Wenn ich jeweils am Abend in meinem Motel ankomme und mein reserviertes Zimmer beziehen möchte, dann verläuft das meistens nach demselben Ritual: Ich ziehe den Helm aus, tausche die Sonnenbrille gegen die normale Brille, nehme Kreditkarte und ID zur Hand und stelle mich damit an die Rezeption: „Hello, good evening, I have a reservation with booking“. Dabei strecke ich jeweils gleich meine ID hin, damit sie mich nicht nach meinem Namen fragen, den ich lieber nicht auf englisch buchstabieren möchte. Genau dieses Ritual möchte ich auch hier zelebrieren.

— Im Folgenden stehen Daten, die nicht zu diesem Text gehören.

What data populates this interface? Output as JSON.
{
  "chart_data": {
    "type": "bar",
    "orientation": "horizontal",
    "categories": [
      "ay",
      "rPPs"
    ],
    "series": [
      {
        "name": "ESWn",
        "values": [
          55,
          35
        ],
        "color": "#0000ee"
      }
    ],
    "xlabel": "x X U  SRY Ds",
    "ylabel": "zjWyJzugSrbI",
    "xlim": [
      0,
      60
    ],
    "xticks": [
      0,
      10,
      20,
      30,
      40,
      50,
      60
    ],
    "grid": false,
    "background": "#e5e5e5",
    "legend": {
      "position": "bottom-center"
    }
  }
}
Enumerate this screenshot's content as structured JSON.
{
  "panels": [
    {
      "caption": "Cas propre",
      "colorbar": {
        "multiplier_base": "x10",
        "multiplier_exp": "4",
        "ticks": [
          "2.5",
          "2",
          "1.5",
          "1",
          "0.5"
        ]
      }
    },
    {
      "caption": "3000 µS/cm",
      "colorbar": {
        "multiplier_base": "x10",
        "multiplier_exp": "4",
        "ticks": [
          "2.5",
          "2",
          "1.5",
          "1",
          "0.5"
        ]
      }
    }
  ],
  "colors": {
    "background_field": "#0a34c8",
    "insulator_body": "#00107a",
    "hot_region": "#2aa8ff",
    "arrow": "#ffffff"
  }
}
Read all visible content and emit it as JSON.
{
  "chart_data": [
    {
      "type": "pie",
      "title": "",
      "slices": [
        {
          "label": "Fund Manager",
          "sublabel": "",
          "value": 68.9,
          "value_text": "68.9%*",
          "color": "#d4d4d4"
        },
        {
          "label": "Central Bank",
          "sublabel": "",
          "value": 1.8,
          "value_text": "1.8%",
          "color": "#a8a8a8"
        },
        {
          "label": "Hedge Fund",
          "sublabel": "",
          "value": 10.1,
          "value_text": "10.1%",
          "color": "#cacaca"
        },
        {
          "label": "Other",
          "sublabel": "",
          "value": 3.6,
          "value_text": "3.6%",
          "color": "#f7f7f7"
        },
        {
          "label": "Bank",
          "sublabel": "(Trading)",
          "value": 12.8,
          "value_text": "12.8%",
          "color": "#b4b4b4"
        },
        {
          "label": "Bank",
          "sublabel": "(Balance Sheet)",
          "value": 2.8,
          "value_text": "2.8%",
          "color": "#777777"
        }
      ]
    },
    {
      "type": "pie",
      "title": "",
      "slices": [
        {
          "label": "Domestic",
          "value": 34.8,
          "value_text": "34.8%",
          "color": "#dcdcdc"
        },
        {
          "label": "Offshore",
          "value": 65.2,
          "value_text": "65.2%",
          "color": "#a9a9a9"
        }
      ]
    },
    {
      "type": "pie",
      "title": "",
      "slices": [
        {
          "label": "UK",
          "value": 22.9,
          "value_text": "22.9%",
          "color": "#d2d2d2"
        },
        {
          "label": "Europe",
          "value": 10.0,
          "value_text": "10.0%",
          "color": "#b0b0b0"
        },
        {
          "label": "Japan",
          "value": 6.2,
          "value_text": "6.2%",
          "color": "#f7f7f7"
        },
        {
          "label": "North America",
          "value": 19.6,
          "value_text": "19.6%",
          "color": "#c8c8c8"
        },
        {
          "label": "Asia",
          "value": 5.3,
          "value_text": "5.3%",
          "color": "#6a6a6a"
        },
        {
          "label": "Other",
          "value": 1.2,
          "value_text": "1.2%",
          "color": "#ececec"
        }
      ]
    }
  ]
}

Das läuft hier aber nicht so. Die Dame an der Rezeption steht nicht auf, als ich hereinkomme, und sie nimmt auch meine ID nicht entgegen. Stattdessen guckt sie mich im Sitzen über ihren Brillenrand an und fragt, ohne mich zu grüssen: „Martin?“
„Yes,“ antworte ich etwas überrascht. Jetzt steht die Dame auf, drückt mir eine Schlüsselkarte in die Hand und zeigt mir, dass mein Zimmer liegt gleich in der Ecke im ersten Stock liegt. Das wars, der kürzeste und präziseste Empfang aller Zeiten. Zwei Minuten später stehe ich in meinem Zimmer. Es ist sauber und nett eingerichtet, aber es ist vor allem waaaaarm, schön! Heute gehe ich bestimmt nicht mehr aus dem Haus.